High efficiency warm white organic light-emitting diodes with precise confinement of charge carriers and excitons in the exciplex host system†
Abstract
As one of the green and healthy illumination sources, white organic light-emitting diodes (WOLEDs) have attracted substantial attention in the application of solid-state lighting owing to their promising features. Under conditions of color rendering index (CRI) higher than 80, it is still a major challenge for WOLEDs to simultaneously realize high efficiency, color stability and low efficiency roll-off. In this work, we successfully fabricated high-performance warm WOLEDs, showing not only high efficiency and low efficiency roll-off, but also high CRI and stable spectrum emission.

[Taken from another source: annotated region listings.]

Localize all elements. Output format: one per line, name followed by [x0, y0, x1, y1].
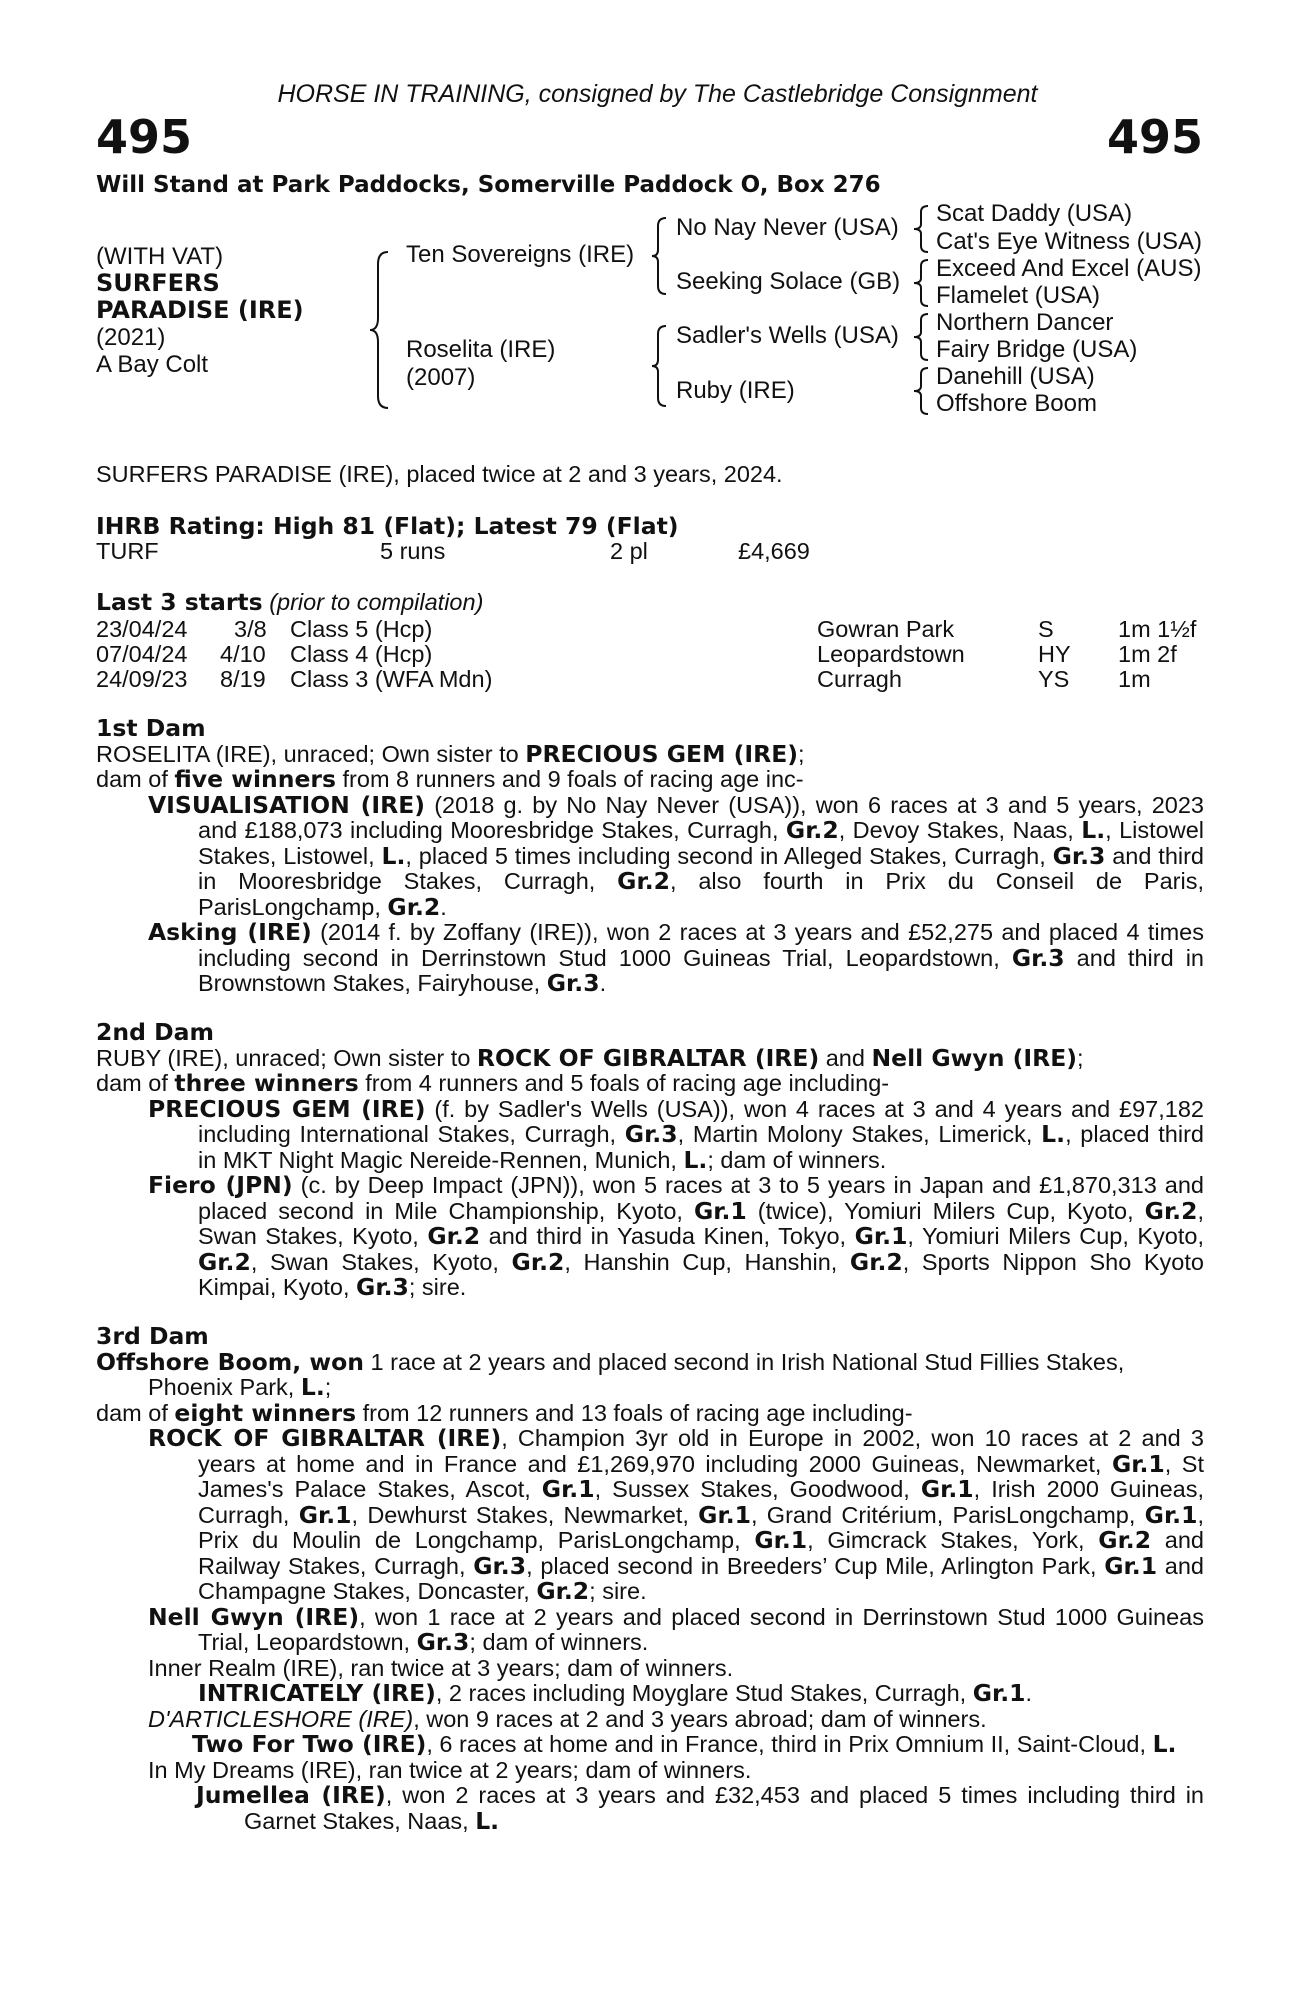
- last-starts-note: (prior to compilation): [269, 589, 484, 615]
- grandsire-1: Scat Daddy (USA): [936, 200, 1133, 227]
- section-heading: 2nd Dam: [96, 1018, 214, 1046]
- rating-heading: IHRB Rating: High 81 (Flat); Latest 79 (Flat): [96, 512, 679, 540]
- section-heading: 3rd Dam: [96, 1322, 209, 1350]
- produce-entry: Nell Gwyn (IRE), won 1 race at 2 years and placed second in Derrinstown Stud 1000 Guineas Trial, Leopardstown, Gr.3; dam of winners.: [148, 1602, 1204, 1656]
- rating-places: 2 pl: [610, 538, 648, 564]
- start-race: Class 4 (Hcp): [290, 641, 433, 667]
- dam-year: (2007): [406, 364, 476, 391]
- sire-sire: No Nay Never (USA): [676, 214, 899, 241]
- produce-entry: Two For Two (IRE), 6 races at home and in France, third in Prix Omnium II, Saint-Cloud, L.: [192, 1730, 1177, 1758]
- start-course: Gowran Park: [817, 616, 955, 642]
- pedigree-bracket-sire: [652, 216, 670, 296]
- sire-name: Ten Sovereigns (IRE): [406, 241, 635, 268]
- grandsire-4: Flamelet (USA): [936, 282, 1101, 309]
- catalogue-header: HORSE IN TRAINING, consigned by The Castlebridge Consignment: [277, 80, 1038, 108]
- bracket-g56: [914, 312, 932, 362]
- sire-dam: Seeking Solace (GB): [676, 268, 901, 295]
- produce-entry: VISUALISATION (IRE) (2018 g. by No Nay Never (USA)), won 6 races at 3 and 5 years, 2023 and £188,073 including Mooresbridge Stakes, Curragh, Gr.2, Devoy Stakes, Naas, L., Listowel Stakes, Listowel, L., placed 5 times including second in Alleged Stakes, Curragh, Gr.3 and third in Mooresbridge Stakes, Curragh, Gr.2, also fourth in Prix du Conseil de Paris, ParisLongchamp, Gr.2.: [148, 790, 1205, 921]
- section-heading: 1st Dam: [96, 714, 206, 742]
- start-distance: 1m: [1118, 666, 1151, 692]
- lot-number-right: 495: [1106, 110, 1203, 164]
- rating-surface: TURF: [96, 538, 159, 564]
- rating-earnings: £4,669: [738, 538, 810, 564]
- produce-entry: D'ARTICLESHORE (IRE), won 9 races at 2 and 3 years abroad; dam of winners.: [148, 1705, 987, 1732]
- produce-entry: Fiero (JPN) (c. by Deep Impact (JPN)), won 5 races at 3 to 5 years in Japan and £1,870,313 and placed second in Mile Championship, Kyoto, Gr.1 (twice), Yomiuri Milers Cup, Kyoto, Gr.2, Swan Stakes, Kyoto, Gr.2 and third in Yasuda Kinen, Tokyo, Gr.1, Yomiuri Milers Cup, Kyoto, Gr.2, Swan Stakes, Kyoto, Gr.2, Hanshin Cup, Hanshin, Gr.2, Sports Nippon Sho Kyoto Kimpai, Kyoto, Gr.3; sire.: [148, 1171, 1205, 1301]
- horse-name-line2: PARADISE (IRE): [96, 296, 304, 324]
- horse-description: A Bay Colt: [96, 351, 209, 378]
- last-starts-header: [96, 590, 1204, 616]
- bracket-g78: [914, 366, 932, 416]
- start-date: 23/04/24: [96, 616, 188, 642]
- produce-entry: INTRICATELY (IRE), 2 races including Moyglare Stud Stakes, Curragh, Gr.1.: [198, 1679, 1033, 1707]
- grandsire-8: Offshore Boom: [936, 390, 1097, 417]
- produce-entry: Jumellea (IRE), won 2 races at 3 years and £32,453 and placed 5 times including third in Garnet Stakes, Naas, L.: [196, 1781, 1205, 1835]
- dam-produce-summary: dam of eight winners from 12 runners and 13 foals of racing age including-: [96, 1398, 913, 1427]
- third-dam-section: [96, 1324, 1204, 1834]
- produce-entry: PRECIOUS GEM (IRE) (f. by Sadler's Wells (USA)), won 4 races at 3 and 4 years and £97,182 including International Stakes, Curragh, Gr.3, Martin Molony Stakes, Limerick, L., placed third in MKT Night Magic Nereide-Rennen, Munich, L.; dam of winners.: [148, 1094, 1204, 1174]
- rating-runs: 5 runs: [380, 538, 446, 564]
- horse-foaling-year: (2021): [96, 324, 166, 351]
- grandsire-6: Fairy Bridge (USA): [936, 336, 1138, 363]
- start-race: Class 5 (Hcp): [290, 616, 433, 642]
- bracket-g12: [914, 204, 932, 254]
- grandsire-5: Northern Dancer: [936, 309, 1114, 336]
- dam-dam: Ruby (IRE): [676, 377, 795, 404]
- start-date: 24/09/23: [96, 666, 188, 692]
- start-distance: 1m 1½f: [1118, 616, 1197, 642]
- bracket-g34: [914, 258, 932, 308]
- grandsire-2: Cat's Eye Witness (USA): [936, 228, 1202, 255]
- first-dam-section: [96, 716, 1204, 997]
- last-starts-heading: Last 3 starts: [96, 588, 263, 616]
- produce-entry: In My Dreams (IRE), ran twice at 2 years; dam of winners.: [148, 1756, 752, 1783]
- dam-produce-summary: dam of three winners from 4 runners and 5 foals of racing age including-: [96, 1069, 890, 1097]
- vat-note: (WITH VAT): [96, 243, 224, 270]
- start-going: S: [1038, 616, 1054, 642]
- horse-name-line1: SURFERS: [96, 269, 220, 297]
- dam-intro: Offshore Boom, won 1 race at 2 years and placed second in Irish National Stud Fillies Stakes, Phoenix Park, L.;: [96, 1347, 1125, 1401]
- start-course: Curragh: [817, 666, 902, 692]
- start-position: 8/19: [220, 666, 266, 692]
- start-date: 07/04/24: [96, 641, 188, 667]
- grandsire-3: Exceed And Excel (AUS): [936, 255, 1202, 282]
- dam-intro: ROSELITA (IRE), unraced; Own sister to PRECIOUS GEM (IRE);: [96, 739, 805, 768]
- start-course: Leopardstown: [817, 641, 965, 667]
- start-distance: 1m 2f: [1118, 641, 1177, 667]
- lot-number-left: 495: [96, 110, 193, 164]
- start-position: 4/10: [220, 641, 266, 667]
- produce-entry: Asking (IRE) (2014 f. by Zoffany (IRE)), won 2 races at 3 years and £52,275 and placed 4 times including second in Derrinstown Stud 1000 Guineas Trial, Leopardstown, Gr.3 and third in Brownstown Stakes, Fairyhouse, Gr.3.: [148, 918, 1204, 997]
- start-position: 3/8: [234, 616, 267, 642]
- produce-entry: ROCK OF GIBRALTAR (IRE), Champion 3yr old in Europe in 2002, won 10 races at 2 and 3 years at home and in France and £1,269,970 including 2000 Guineas, Newmarket, Gr.1, St James's Palace Stakes, Ascot, Gr.1, Sussex Stakes, Goodwood, Gr.1, Irish 2000 Guineas, Curragh, Gr.1, Dewhurst Stakes, Newmarket, Gr.1, Grand Critérium, ParisLongchamp, Gr.1, Prix du Moulin de Longchamp, ParisLongchamp, Gr.1, Gimcrack Stakes, York, Gr.2 and Railway Stakes, Curragh, Gr.3, placed second in Breeders’ Cup Mile, Arlington Park, Gr.1 and Champagne Stakes, Doncaster, Gr.2; sire.: [148, 1424, 1204, 1605]
- dam-name: Roselita (IRE): [406, 336, 556, 363]
- dam-intro: RUBY (IRE), unraced; Own sister to ROCK OF GIBRALTAR (IRE) and Nell Gwyn (IRE);: [96, 1043, 1084, 1072]
- pedigree-bracket-dam: [652, 324, 670, 408]
- start-going: HY: [1038, 641, 1071, 667]
- second-dam-section: [96, 1020, 1204, 1301]
- produce-entry: Inner Realm (IRE), ran twice at 3 years; dam of winners.: [148, 1654, 734, 1681]
- stand-location: Will Stand at Park Paddocks, Somerville Paddock O, Box 276: [96, 172, 881, 198]
- dam-sire: Sadler's Wells (USA): [676, 322, 899, 349]
- grandsire-7: Danehill (USA): [936, 363, 1095, 390]
- start-going: YS: [1038, 666, 1070, 692]
- pedigree-bracket-main: [370, 250, 394, 410]
- start-race: Class 3 (WFA Mdn): [290, 666, 493, 692]
- dam-produce-summary: dam of five winners from 8 runners and 9 foals of racing age inc-: [96, 765, 804, 793]
- race-summary: SURFERS PARADISE (IRE), placed twice at 2 and 3 years, 2024.: [96, 461, 783, 487]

The turn-on voltage is as low as 2.4 V, and the maximum forward-viewing external quantum efficiency, power efficiency and current efficiency reach 22.9%, 89.0 lm W−1 and 68.0 cd A−1, and still remain at 21.7%, 41.5 lm W−1 and 51.1 cd A−1 at 1000 cd m−2, respectively. Furthermore, the CRI is also over 80 with stable Commission International de I’Eclairage coordinates ranging from (0.448, 0.436) to (0.436, 0.421) as the luminance increases from 1000 to 10 000 cd m−2. In our design, the blue, yellow and red phosphors are doped in an exciplex host consisting of an electron-transporting material (ETM) and a hole-transporting material (HTM) by blending, and the blue/yellow/red sequence three-emissive-layer structure is constructed. It can be seen that the charge carrier transport balance and effective confinement of excitons within emissive layers are well-achieved by precisely manipulating the ratio between the HTM and ETM; therefore, the performance of the resulting WOLEDs has been improved comprehensively.